Now that the 2014 midterm elections are behind us, political pundits and economists are turning their eyes to the 2016 presidential election. That means for the next two years, you will be hearing a lot more about something known as the consumer price index (CPI). This number, published regularly by the Bureau of Labor and Statistics (BLS), is intrinsically tied to inflation.
CPI is measured by in one of two ways. The first is to index the prices paid by urban wage earners and clerical workers for the goods and services necessary for daily life. The second is to index those same prices as among all urban consumers. The latter is the number published by the BLS as it accounts for nearly 87% of the adult U.S. population.

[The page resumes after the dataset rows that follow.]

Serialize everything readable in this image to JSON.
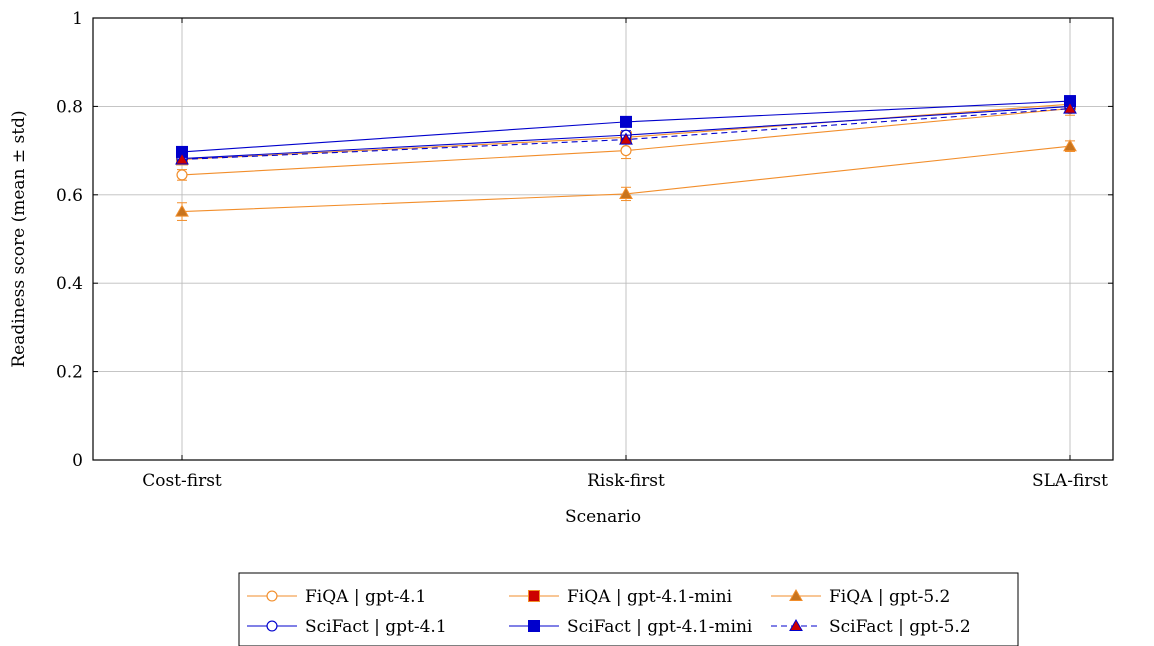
{
  "chart_data": {
    "type": "line",
    "xlabel": "Scenario",
    "ylabel": "Readiness score (mean ± std)",
    "categories": [
      "Cost-first",
      "Risk-first",
      "SLA-first"
    ],
    "ylim": [
      0,
      1
    ],
    "yticks": [
      "0",
      "0.2",
      "0.4",
      "0.6",
      "0.8",
      "1"
    ],
    "ytick_values": [
      0,
      0.2,
      0.4,
      0.6,
      0.8,
      1
    ],
    "grid": true,
    "legend_position": "bottom-center",
    "series": [
      {
        "name": "FiQA | gpt-4.1",
        "values": [
          0.645,
          0.7,
          0.795
        ],
        "err": [
          0.012,
          0.018,
          0.015
        ],
        "color": "#f28e2b",
        "marker": "open-circle",
        "dashed": false
      },
      {
        "name": "FiQA | gpt-4.1-mini",
        "values": [
          0.68,
          0.73,
          0.805
        ],
        "err": [
          0.01,
          0.01,
          0.012
        ],
        "color": "#f28e2b",
        "marker_fill": "#cc0000",
        "marker": "filled-square",
        "dashed": false
      },
      {
        "name": "FiQA | gpt-5.2",
        "values": [
          0.562,
          0.602,
          0.71
        ],
        "err": [
          0.02,
          0.015,
          0.012
        ],
        "color": "#f28e2b",
        "marker_fill": "#c8741e",
        "marker": "filled-triangle",
        "dashed": false
      },
      {
        "name": "SciFact | gpt-4.1",
        "values": [
          0.682,
          0.735,
          0.8
        ],
        "err": [
          0.01,
          0.01,
          0.012
        ],
        "color": "#0000cc",
        "marker": "open-circle",
        "dashed": false
      },
      {
        "name": "SciFact | gpt-4.1-mini",
        "values": [
          0.697,
          0.765,
          0.812
        ],
        "err": [
          0.012,
          0.01,
          0.012
        ],
        "color": "#0000cc",
        "marker_fill": "#0000cc",
        "marker": "filled-square",
        "dashed": false
      },
      {
        "name": "SciFact | gpt-5.2",
        "values": [
          0.68,
          0.725,
          0.795
        ],
        "err": [
          0.01,
          0.01,
          0.01
        ],
        "color": "#0000cc",
        "marker_fill": "#cc0000",
        "marker": "filled-triangle",
        "dashed": true
      }
    ]
  }
}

Higher Prices, Higher Inflation
It should be obvious that a higher CPI would be linked to inflation if, for no other reason, than the goods and services indexed are those that are most likely to be purchased by nearly every consumer in the country. This would include everything from food to clothing to gasoline. As consumer prices rise, so does inflation. However, the BLS must observe a higher CPI trend over a sustained period before they will declare an inflationary environment. Likewise, an official period of deflation must demonstrate a sustained period of lower CPI.
When both CPI and inflation are up, one of the inevitable results is a weaker dollar. That is what makes our current economy such a challenge. Wages are not rising as fast as they should, and most of the new jobs added over the last few years have been low-paying, part-time positions not keeping pace with inflation. You are sure to hear a lot about this in the next 24 months.